With Cathryn working on site at Napier University, a morning of hard back-aching graft had the three rooms more-or-less cleared, other than a few of the larger items that the fitters would manage themselves. The conservatory took most of the furniture, as did the bedroom with garden sheds also taking a few of the lighter weight larger items. Then the unexpected. Removing the shelving from the cupboard revealed enough marks on the walls to require redecorating. Not something I’d planned on doing. But with time on hand and the room cleared it seemed a sensible idea.
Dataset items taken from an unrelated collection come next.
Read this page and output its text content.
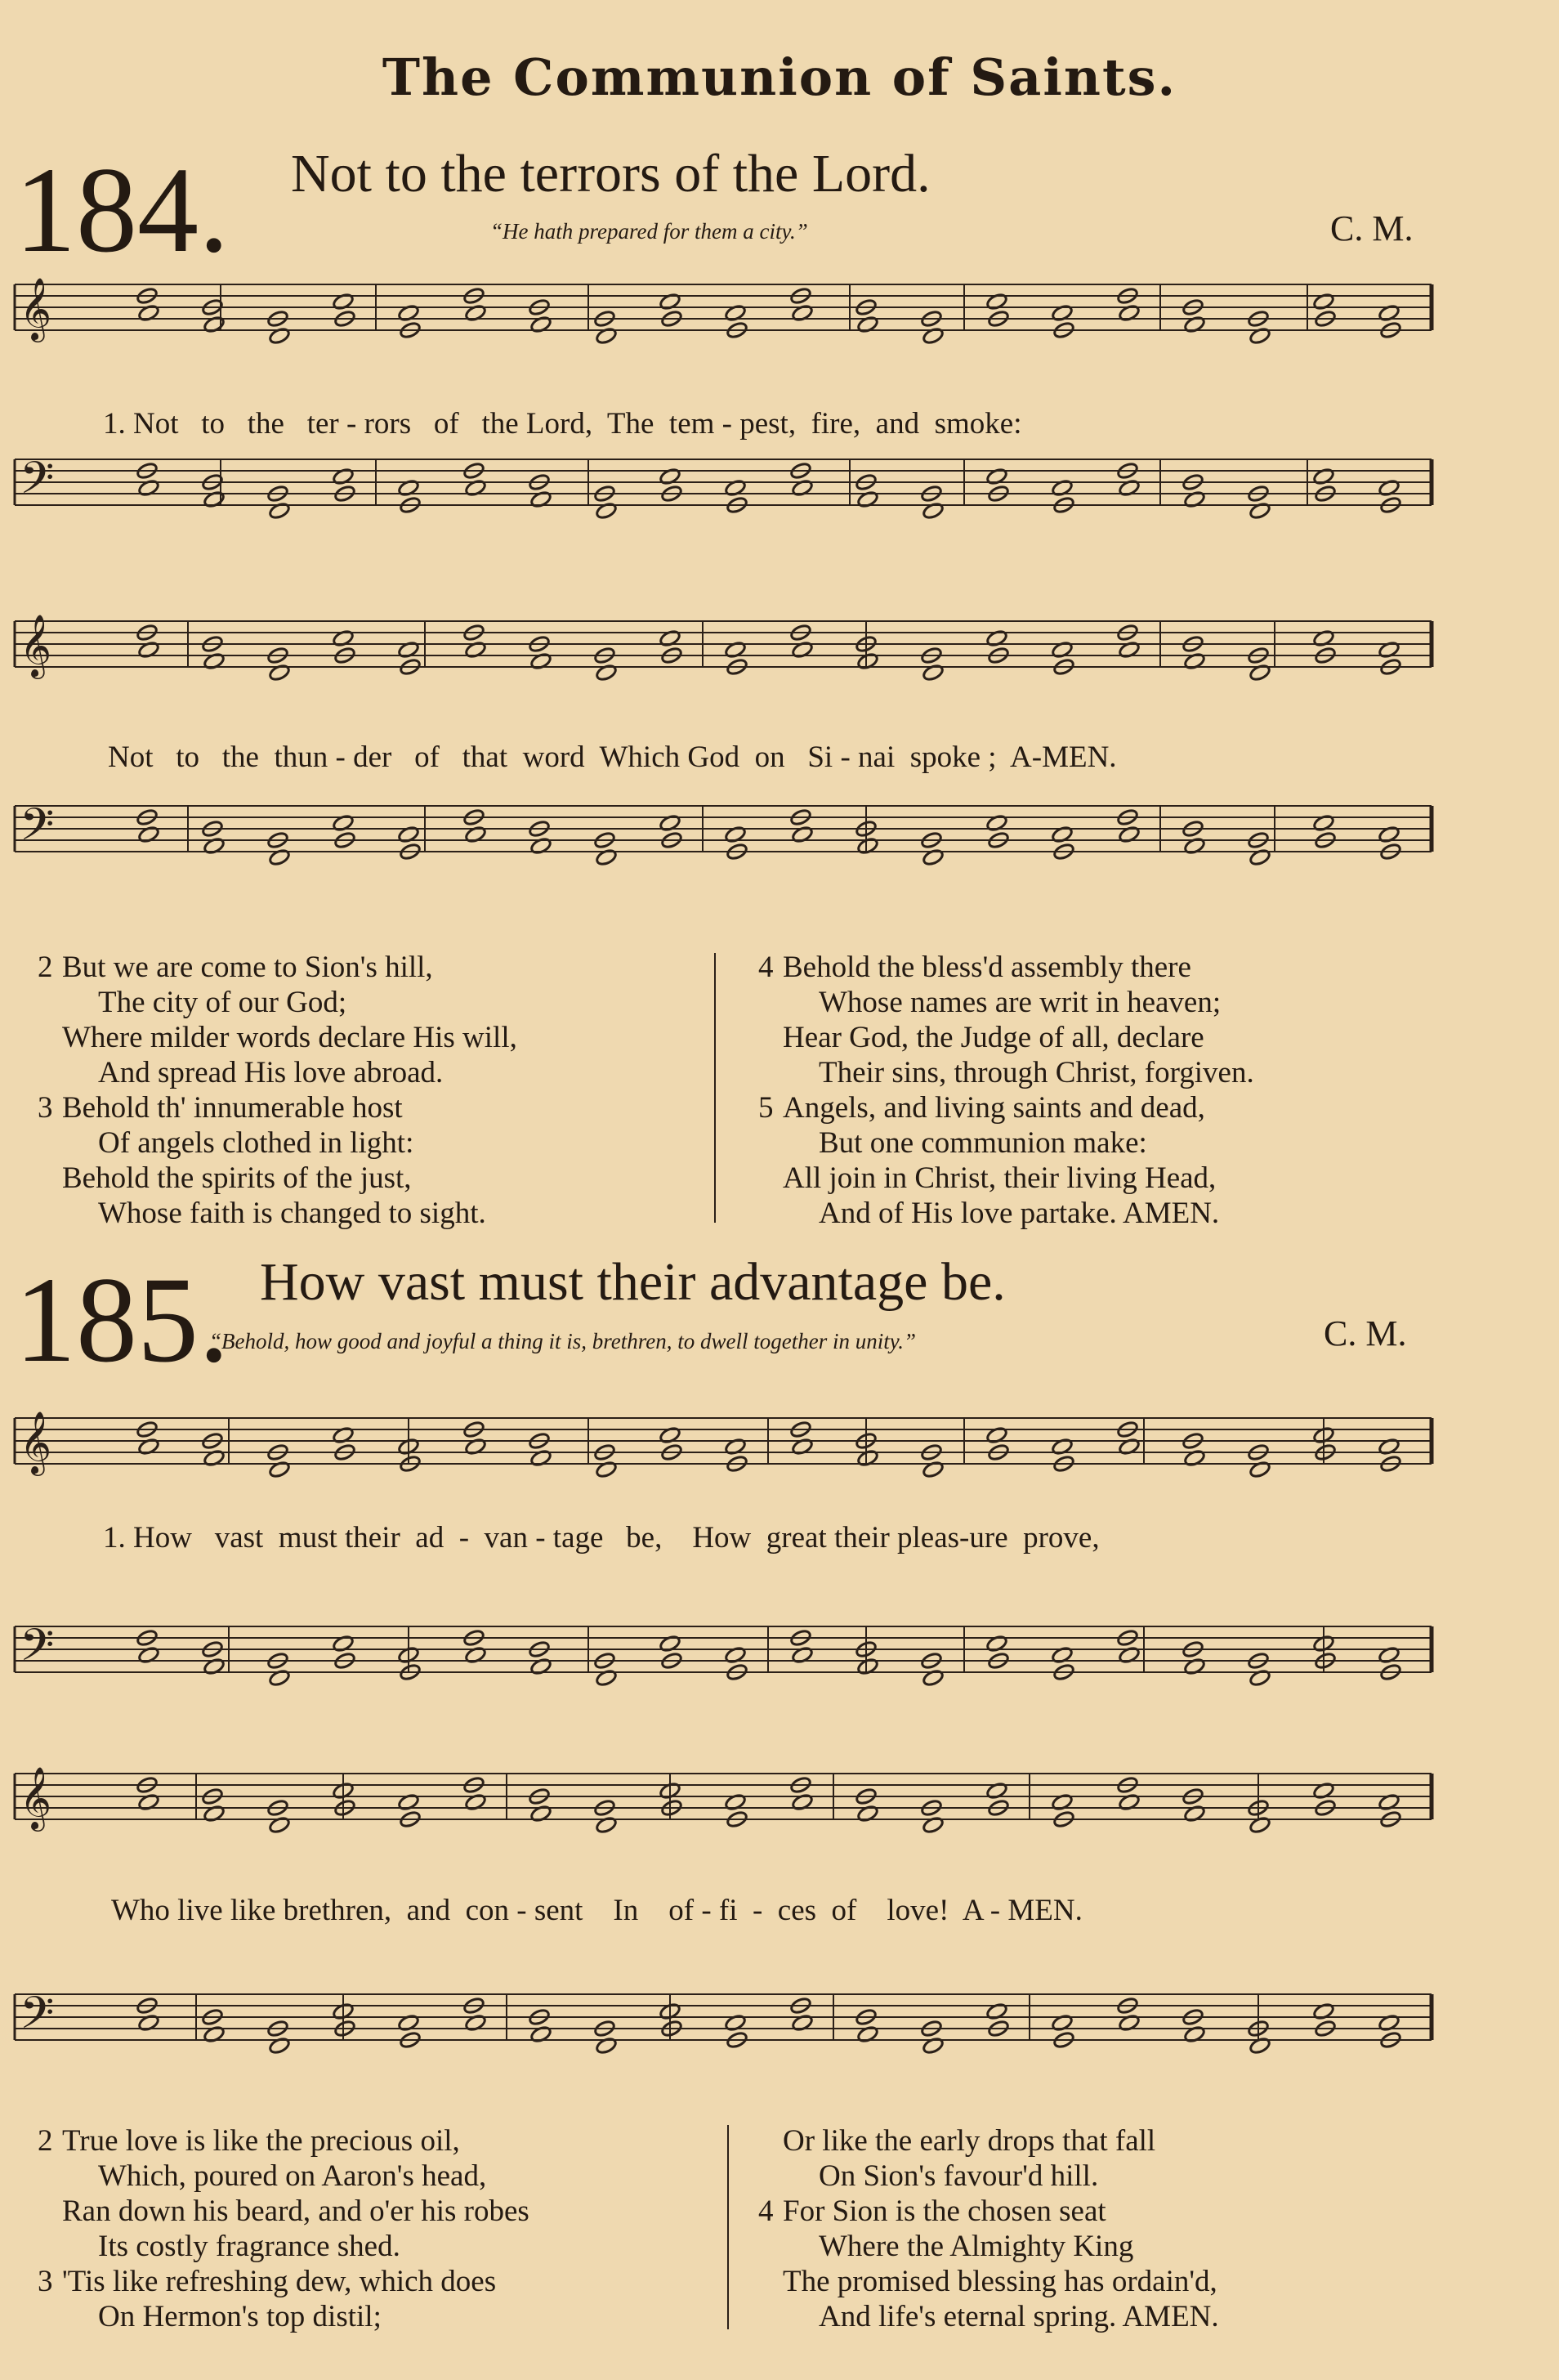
The Communion of Saints.
184. Not to the terrors of the Lord.
“He hath prepared for them a city.”	C. M.
𝄞
𝄢
𝄞
𝄢
1. Not   to   the   ter - rors   of   the Lord,  The  tem - pest,  fire,  and  smoke:
Not   to   the  thun - der   of   that  word  Which God  on   Si - nai  spoke ;  A-MEN.
2 But we are come to Sion's hill,
The city of our God;
Where milder words declare His will,
And spread His love abroad.
3 Behold th' innumerable host
Of angels clothed in light:
Behold the spirits of the just,
Whose faith is changed to sight.
4 Behold the bless'd assembly there
Whose names are writ in heaven;
Hear God, the Judge of all, declare
Their sins, through Christ, forgiven.
5 Angels, and living saints and dead,
But one communion make:
All join in Christ, their living Head,
And of His love partake. AMEN.
185. How vast must their advantage be.
“Behold, how good and joyful a thing it is, brethren, to dwell together in unity.”	C. M.
𝄞
𝄢
𝄞
𝄢
1. How   vast  must their  ad  -  van - tage   be,    How  great their pleas-ure  prove,
Who live like brethren,  and  con - sent    In    of - fi  -  ces  of    love!  A - MEN.
2 True love is like the precious oil,
Which, poured on Aaron's head,
Ran down his beard, and o'er his robes
Its costly fragrance shed.
3 'Tis like refreshing dew, which does
On Hermon's top distil;
Or like the early drops that fall
On Sion's favour'd hill.
4 For Sion is the chosen seat
Where the Almighty King
The promised blessing has ordain'd,
And life's eternal spring. AMEN.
When you consider it takes about three hours to empty and re-instate the contents of the cupboard, and only about one hour to prepare and paint the entire room, it’s a no-brainer.

Next day, the carpet fitters arrived on schedule and set to work immediately. They were neat and efficient and had completed all three rooms in around two hours, and they also reduce the height of the livingroom door as it was binding due to the increased thickness of the new carpet and deeper underlay. An easy job when you have a circular saw with a cutting guide. Then all the hard work started again, three rooms to re-instate. Oh well, it will be another twenty years before we do all this palaver again, hopefully. All very well but a few wee niggles. One is the deeper carpet pile means the computer chairs don’t slide very well and also leave marks on the carpet. So some mats required here. And I’ve lost my media card reader. Cannot find it anywere. Bugger!